Help with slow Turing.jl inference speeds for large number of observations

Hi all,

I am new to Turing.jl and bayesian inference in general. I have specified the following model:

@model function switch_model(r, m, n)

    hm ~ Uniform(1, 10)
    am ~ Uniform(0, 10)
    κm ~ Uniform(0, 1)
    Δm ~ Uniform(0, 1)

    z = tzeros(Int, n)

    for i in 1:n
        z[i] ~ Bernoulli(κm)
        if z[i] == 1
            Pm = f(r[i],hm,am)
            m[i] ~ Bernoulli(Pm)
        else
            m[i] ~ Bernoulli(Δm)
        end
    end

end;

The length of r is approx 250k observations. It contains values from 1-8 i.e. r = rand(1:8,250000). The function f is a kind of sigmoid which takes values between zero and one (interpretated as a probability Pm). The observations m is a vector of booleans. I am not normalising values in r and would prefer not to unless necessary so I can use the inferred parameters as they come out of the inference process.

I am aware that this is a large number of observations but I would expect Turing to be quite quick given that it is a simple model with a low number of parameters. In general I am unsure what solver to use - I have tried NUTs using

model = switch_model(r, m, n);
chn = sample(model, NUTS(), 1000)

This is very slow - in fact I think it breaks my kernel most of the time. I thought this was likely because of the intermediate z[i] in the logic which is been tracked by the solver. I therefore tried to rewrite the model:

@model function switch_experiment_mm(r, m, n)

    hm ~ Uniform(1, 10)
    am ~ Uniform(0, 10)
    κm ~ Uniform(0, 1)
    Δm ~ Uniform(0, 1)

    for i in 1:n
        Pm = f(r[i],hm,am)
        m[i] ~ MixtureModel(Bernoulli[
                            Bernoulli(Pm),
                            Bernoulli(Δm)], [κm, 1-κm])
    end

end;

As I think my logic is equivalent to some sort of mixture model. However this also doesn’t work and seems to break the kernel again.
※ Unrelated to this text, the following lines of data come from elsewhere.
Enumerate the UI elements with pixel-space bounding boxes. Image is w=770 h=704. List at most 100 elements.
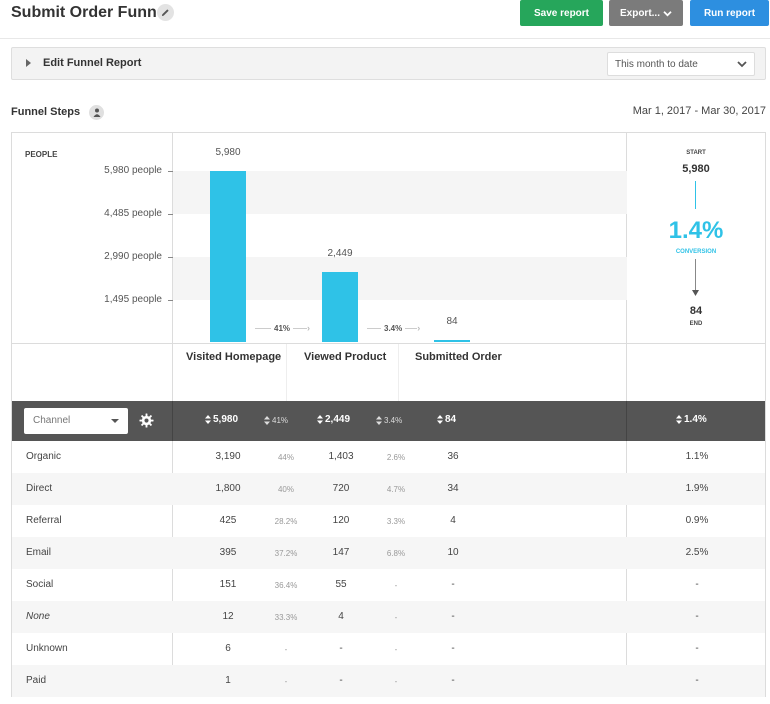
save-report-button[interactable]: Save report	[520, 0, 603, 26]
conversion-label: CONVERSION	[675, 249, 717, 255]
gear-icon[interactable]	[139, 413, 154, 428]
overall-conversion: 2.5%	[685, 547, 709, 558]
y-tick-label: 2,990 people	[104, 251, 162, 262]
start-value: 5,980	[682, 163, 710, 175]
summary-line	[695, 181, 696, 209]
funnel-chart: PEOPLE 5,980 people 4,485 people 2,990 p…	[11, 132, 766, 697]
edit-funnel-bar[interactable]: Edit Funnel Report This month to date	[11, 47, 766, 80]
channel-name: Direct	[26, 483, 53, 494]
step-conversion-label: 3.4%	[384, 323, 403, 333]
sort-rate-header[interactable]: 1.4%	[676, 414, 707, 425]
header-conv1: 41%	[272, 416, 289, 425]
y-tick-mark	[168, 300, 173, 301]
funnel-bar-viewed-product[interactable]	[322, 272, 358, 342]
sort-icon	[376, 416, 382, 425]
step1-conversion: 28.2%	[274, 517, 298, 526]
step2-count: -	[339, 675, 343, 686]
edit-funnel-label: Edit Funnel Report	[43, 57, 142, 69]
pencil-icon[interactable]	[157, 4, 174, 21]
funnel-steps-title: Funnel Steps	[11, 106, 81, 118]
sort-step1-header[interactable]: 5,980	[205, 414, 238, 425]
step1-conversion: 40%	[277, 485, 294, 494]
step1-conversion: 36.4%	[274, 581, 298, 590]
y-tick-mark	[168, 171, 173, 172]
overall-conversion: 1.1%	[685, 451, 709, 462]
table-row[interactable]: Social 151 36.4% 55 - - -	[12, 569, 765, 601]
step2-count: 1,403	[328, 451, 354, 462]
export-button[interactable]: Export...	[609, 0, 683, 26]
export-label: Export...	[619, 7, 660, 19]
header-divider	[0, 38, 770, 39]
overall-conversion: -	[695, 611, 699, 622]
step2-count: 55	[335, 579, 347, 590]
step-name-submitted-order: Submitted Order	[415, 351, 502, 363]
channel-name: Social	[26, 579, 54, 590]
page-header: Submit Order Funnel Save report Export..…	[0, 0, 770, 38]
people-axis-label: PEOPLE	[25, 150, 58, 159]
chart-band	[173, 171, 627, 214]
funnel-bar-submitted-order[interactable]	[434, 340, 470, 342]
channel-name: Paid	[26, 675, 47, 686]
table-row[interactable]: Email 395 37.2% 147 6.8% 10 2.5%	[12, 537, 765, 569]
divider	[626, 401, 627, 441]
table-row[interactable]: Paid 1 - - - - -	[12, 665, 765, 697]
step2-conversion: 2.6%	[386, 453, 406, 462]
step2-conversion: 3.3%	[386, 517, 406, 526]
run-report-button[interactable]: Run report	[690, 0, 769, 26]
sort-icon	[264, 416, 270, 425]
funnel-bar-visited-homepage[interactable]	[210, 171, 246, 342]
sort-icon	[317, 415, 323, 424]
step1-count: 12	[222, 611, 234, 622]
table-row[interactable]: Unknown 6 - - - - -	[12, 633, 765, 665]
table-row[interactable]: Organic 3,190 44% 1,403 2.6% 36 1.1%	[12, 441, 765, 473]
date-range-select[interactable]: This month to date	[607, 52, 755, 76]
step-conversion-arrow: 3.4% ›	[367, 323, 420, 333]
sort-icon	[205, 415, 211, 424]
sort-conv1-header[interactable]: 41%	[264, 416, 288, 425]
step3-count: -	[451, 579, 455, 590]
step2-conversion: -	[394, 581, 398, 590]
chevron-down-icon	[663, 10, 672, 16]
step-name-viewed-product: Viewed Product	[304, 351, 387, 363]
header-step2-total: 2,449	[325, 414, 351, 425]
divider	[286, 344, 287, 401]
table-row[interactable]: None 12 33.3% 4 - - -	[12, 601, 765, 633]
caret-down-icon	[111, 419, 119, 423]
step1-count: 395	[219, 547, 237, 558]
caret-right-icon	[26, 59, 31, 67]
step2-count: -	[339, 643, 343, 654]
y-tick-mark	[168, 214, 173, 215]
table-row[interactable]: Direct 1,800 40% 720 4.7% 34 1.9%	[12, 473, 765, 505]
step1-conversion: 37.2%	[274, 549, 298, 558]
overall-conversion: 1.9%	[685, 483, 709, 494]
sort-conv2-header[interactable]: 3.4%	[376, 416, 402, 425]
divider	[172, 401, 173, 441]
channel-name: Email	[26, 547, 52, 558]
sort-step2-header[interactable]: 2,449	[317, 414, 350, 425]
y-tick-label: 4,485 people	[104, 208, 162, 219]
step3-count: 36	[447, 451, 459, 462]
sort-step3-header[interactable]: 84	[437, 414, 456, 425]
channel-name: None	[26, 611, 50, 622]
step2-conversion: 6.8%	[386, 549, 406, 558]
bar-value-label: 5,980	[215, 147, 241, 158]
channel-name: Organic	[26, 451, 62, 462]
y-tick-label: 1,495 people	[104, 294, 162, 305]
person-icon[interactable]	[89, 105, 104, 120]
header-conv2: 3.4%	[384, 416, 403, 425]
step3-count: -	[451, 643, 455, 654]
overall-conversion: -	[695, 579, 699, 590]
table-row[interactable]: Referral 425 28.2% 120 3.3% 4 0.9%	[12, 505, 765, 537]
step1-count: 151	[219, 579, 237, 590]
sort-icon	[676, 415, 682, 424]
step-conversion-arrow: 41% ›	[255, 323, 310, 333]
step2-count: 147	[332, 547, 350, 558]
step3-count: 4	[450, 515, 456, 526]
channel-select[interactable]: Channel	[24, 408, 128, 434]
step1-conversion: 44%	[277, 453, 294, 462]
chevron-down-icon	[737, 61, 747, 68]
arrow-down-icon	[692, 290, 699, 296]
step1-count: 6	[225, 643, 231, 654]
page-title: Submit Order Funnel	[11, 4, 171, 21]
sort-icon	[437, 415, 443, 424]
Am I doing something fundamentally wrong or is this just a case of large number of observations = slow?

I remember having to use Turing.@addlogprob! in the past to speed up large models. It basically allows setting the log-prob directly instead of defining hundreds or thousands of variables. Search this forum to find examples of usage.

If I am not mistaken, this is true for NUTS. I don’t think it handles mixtures well, unless you marginalize explicitly. I think MixtureModel should help, but there might be other problems. Have you tried a parameter recovery with a small set of data generated from your model? That might help you identify whether the problem is in your implementation or a scaling issue.

It’s weird that your code even worked. NUTS does not work with discrete variables.

Your rewritten model is more sensible but will indeed experience speed issues. It’s better to vectorize everything. Turing is essentially a thin wrapper around Julia, so anything that would speed up Julia will also work for Turing. Also, try with different AD backends. That makes a big difference.